Control	Role Against A6	Validation Evidence
D5 Query Anomaly Detection	Primary control. Detects extractive query shapes, long-window volume, confidence-edge probing, and unusual class distributions.	Alerts fire on the synthetic extraction run while normal validation runs stay below threshold.
D2 Rate Limit + Body Cap	Constrains query volume and prevents extraction from becoming resource exhaustion.	429 decisions, token budget logs, accepted/rejected counts.
D1 Auth + Object Checks	Links query budgets to identity and prevents anonymous oracle harvesting.	Every query has a user or experiment identity before dispatch.
D6 Sanitized Logging	Preserves enough telemetry for detection without keeping raw inputs or secrets.	Logs include buckets, hashes, user id, route, status, and confidence bin.
D8 Input Validation	Rejects malformed or out-of-domain probes before expensive model execution.	Invalid type, dimension, and schema rejects happen at the gateway.
D9 Constant-Time Dispatch Wrapper	Reduces timing leakage when extraction is combined with backend route inference.	Jetson and Zynq client-visible latency distributions become less distinguishable.

Research Notes

A6 can produce a clean, publishable measurement story.

Experiment curve

Plot substitute agreement against accepted query count for open confidence, rounded confidence, top-1 labels only, and D5 budgeted modes.

Defense cost

Measure false positives, rejected legitimate evaluation traffic, latency overhead, and accuracy impact from output shaping.

Backend comparison

Record whether Jetson and Zynq produce identical client-visible output for the same input and whether timing reveals the route.

Portal artifact

Show a small dashboard with query budget, confidence histogram, route latency buckets, and detector decision for each run.

Key Takeaways

A6 is controlled by reducing information per query and measuring behavior across sessions.

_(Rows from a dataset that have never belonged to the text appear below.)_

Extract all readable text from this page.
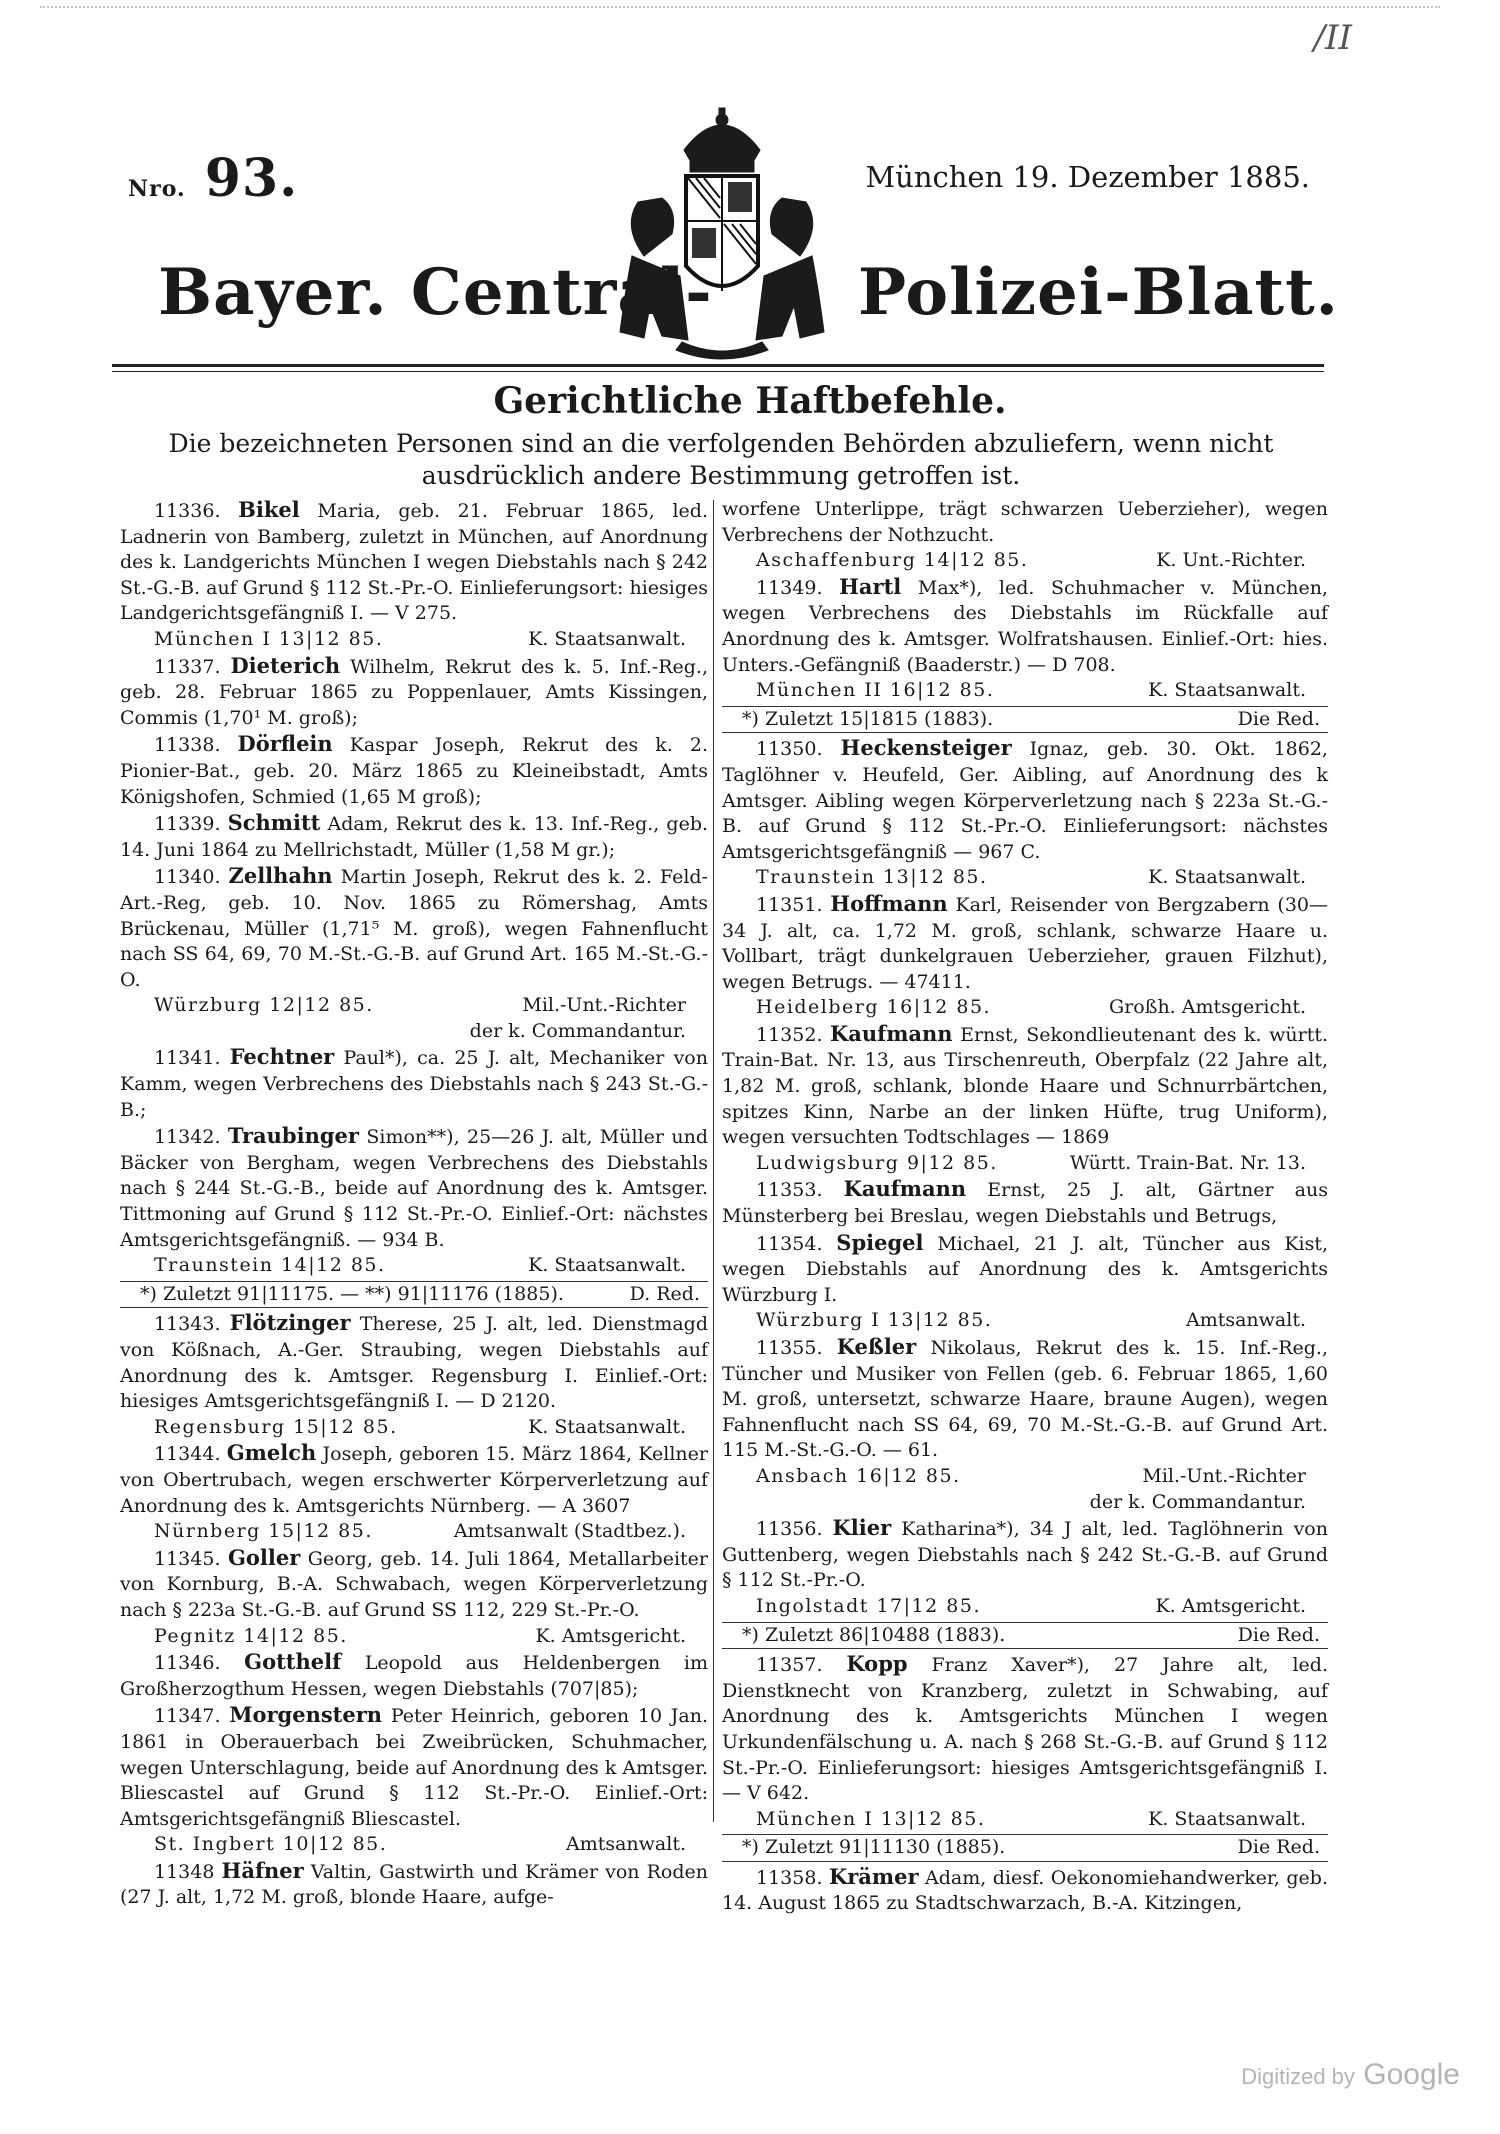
/II
Nro. 93.	München 19. Dezember 1885.
Bayer. Central- Polizei-Blatt.
Gerichtliche Haftbefehle.
Die bezeichneten Personen sind an die verfolgenden Behörden abzuliefern, wenn nicht ausdrücklich andere Bestimmung getroffen ist.
11336. Bikel Maria, geb. 21. Februar 1865, led. Ladnerin von Bamberg, zuletzt in München, auf Anordnung des k. Landgerichts München I wegen Diebstahls nach § 242 St.-G.-B. auf Grund § 112 St.-Pr.-O. Einlieferungsort: hiesiges Landgerichtsgefängniß I. — V 275.
München I 13|12 85.	K. Staatsanwalt.
11337. Dieterich Wilhelm, Rekrut des k. 5. Inf.-Reg., geb. 28. Februar 1865 zu Poppenlauer, Amts Kissingen, Commis (1,70¹ M. groß);
11338. Dörflein Kaspar Joseph, Rekrut des k. 2. Pionier-Bat., geb. 20. März 1865 zu Kleineibstadt, Amts Königshofen, Schmied (1,65 M groß);
11339. Schmitt Adam, Rekrut des k. 13. Inf.-Reg., geb. 14. Juni 1864 zu Mellrichstadt, Müller (1,58 M gr.);
11340. Zellhahn Martin Joseph, Rekrut des k. 2. Feld-Art.-Reg, geb. 10. Nov. 1865 zu Römershag, Amts Brückenau, Müller (1,71⁵ M. groß), wegen Fahnenflucht nach SS 64, 69, 70 M.-St.-G.-B. auf Grund Art. 165 M.-St.-G.-O.
Würzburg 12|12 85.	Mil.-Unt.-Richter
der k. Commandantur.
11341. Fechtner Paul*), ca. 25 J. alt, Mechaniker von Kamm, wegen Verbrechens des Diebstahls nach § 243 St.-G.-B.;
11342. Traubinger Simon**), 25—26 J. alt, Müller und Bäcker von Bergham, wegen Verbrechens des Diebstahls nach § 244 St.-G.-B., beide auf Anordnung des k. Amtsger. Tittmoning auf Grund § 112 St.-Pr.-O. Einlief.-Ort: nächstes Amtsgerichtsgefängniß. — 934 B.
Traunstein 14|12 85.	K. Staatsanwalt.
*) Zuletzt 91|11175. — **) 91|11176 (1885).	D. Red.
11343. Flötzinger Therese, 25 J. alt, led. Dienstmagd von Kößnach, A.-Ger. Straubing, wegen Diebstahls auf Anordnung des k. Amtsger. Regensburg I. Einlief.-Ort: hiesiges Amtsgerichtsgefängniß I. — D 2120.
Regensburg 15|12 85.	K. Staatsanwalt.
11344. Gmelch Joseph, geboren 15. März 1864, Kellner von Obertrubach, wegen erschwerter Körperverletzung auf Anordnung des k. Amtsgerichts Nürnberg. — A 3607
Nürnberg 15|12 85.	Amtsanwalt (Stadtbez.).
11345. Goller Georg, geb. 14. Juli 1864, Metallarbeiter von Kornburg, B.-A. Schwabach, wegen Körperverletzung nach § 223a St.-G.-B. auf Grund SS 112, 229 St.-Pr.-O.
Pegnitz 14|12 85.	K. Amtsgericht.
11346. Gotthelf Leopold aus Heldenbergen im Großherzogthum Hessen, wegen Diebstahls (707|85);
11347. Morgenstern Peter Heinrich, geboren 10 Jan. 1861 in Oberauerbach bei Zweibrücken, Schuhmacher, wegen Unterschlagung, beide auf Anordnung des k Amtsger. Bliescastel auf Grund § 112 St.-Pr.-O. Einlief.-Ort: Amtsgerichtsgefängniß Bliescastel.
St. Ingbert 10|12 85.	Amtsanwalt.
11348 Häfner Valtin, Gastwirth und Krämer von Roden (27 J. alt, 1,72 M. groß, blonde Haare, aufge-
worfene Unterlippe, trägt schwarzen Ueberzieher), wegen Verbrechens der Nothzucht.
Aschaffenburg 14|12 85.	K. Unt.-Richter.
11349. Hartl Max*), led. Schuhmacher v. München, wegen Verbrechens des Diebstahls im Rückfalle auf Anordnung des k. Amtsger. Wolfratshausen. Einlief.-Ort: hies. Unters.-Gefängniß (Baaderstr.) — D 708.
München II 16|12 85.	K. Staatsanwalt.
*) Zuletzt 15|1815 (1883).	Die Red.
11350. Heckensteiger Ignaz, geb. 30. Okt. 1862, Taglöhner v. Heufeld, Ger. Aibling, auf Anordnung des k Amtsger. Aibling wegen Körperverletzung nach § 223a St.-G.-B. auf Grund § 112 St.-Pr.-O. Einlieferungsort: nächstes Amtsgerichtsgefängniß — 967 C.
Traunstein 13|12 85.	K. Staatsanwalt.
11351. Hoffmann Karl, Reisender von Bergzabern (30—34 J. alt, ca. 1,72 M. groß, schlank, schwarze Haare u. Vollbart, trägt dunkelgrauen Ueberzieher, grauen Filzhut), wegen Betrugs. — 47411.
Heidelberg 16|12 85.	Großh. Amtsgericht.
11352. Kaufmann Ernst, Sekondlieutenant des k. württ. Train-Bat. Nr. 13, aus Tirschenreuth, Oberpfalz (22 Jahre alt, 1,82 M. groß, schlank, blonde Haare und Schnurrbärtchen, spitzes Kinn, Narbe an der linken Hüfte, trug Uniform), wegen versuchten Todtschlages — 1869
Ludwigsburg 9|12 85.	Württ. Train-Bat. Nr. 13.
11353. Kaufmann Ernst, 25 J. alt, Gärtner aus Münsterberg bei Breslau, wegen Diebstahls und Betrugs,
11354. Spiegel Michael, 21 J. alt, Tüncher aus Kist, wegen Diebstahls auf Anordnung des k. Amtsgerichts Würzburg I.
Würzburg I 13|12 85.	Amtsanwalt.
11355. Keßler Nikolaus, Rekrut des k. 15. Inf.-Reg., Tüncher und Musiker von Fellen (geb. 6. Februar 1865, 1,60 M. groß, untersetzt, schwarze Haare, braune Augen), wegen Fahnenflucht nach SS 64, 69, 70 M.-St.-G.-B. auf Grund Art. 115 M.-St.-G.-O. — 61.
Ansbach 16|12 85.	Mil.-Unt.-Richter
der k. Commandantur.
11356. Klier Katharina*), 34 J alt, led. Taglöhnerin von Guttenberg, wegen Diebstahls nach § 242 St.-G.-B. auf Grund § 112 St.-Pr.-O.
Ingolstadt 17|12 85.	K. Amtsgericht.
*) Zuletzt 86|10488 (1883).	Die Red.
11357. Kopp Franz Xaver*), 27 Jahre alt, led. Dienstknecht von Kranzberg, zuletzt in Schwabing, auf Anordnung des k. Amtsgerichts München I wegen Urkundenfälschung u. A. nach § 268 St.-G.-B. auf Grund § 112 St.-Pr.-O. Einlieferungsort: hiesiges Amtsgerichtsgefängniß I. — V 642.
München I 13|12 85.	K. Staatsanwalt.
*) Zuletzt 91|11130 (1885).	Die Red.
11358. Krämer Adam, diesf. Oekonomiehandwerker, geb. 14. August 1865 zu Stadtschwarzach, B.-A. Kitzingen,
Digitized by Google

Authentication alone does not stop model extraction; it only gives you an identity to budget and monitor.
Precise confidence, backend identity, and timing can be more useful to an attacker than a single label.
D5 should look at long-window query patterns, not just per-second request rate.
The safest lab demonstration uses synthetic samples and a toy substitute model.
A6 naturally connects to A2 resource pressure and A18 dispatch timing leakage.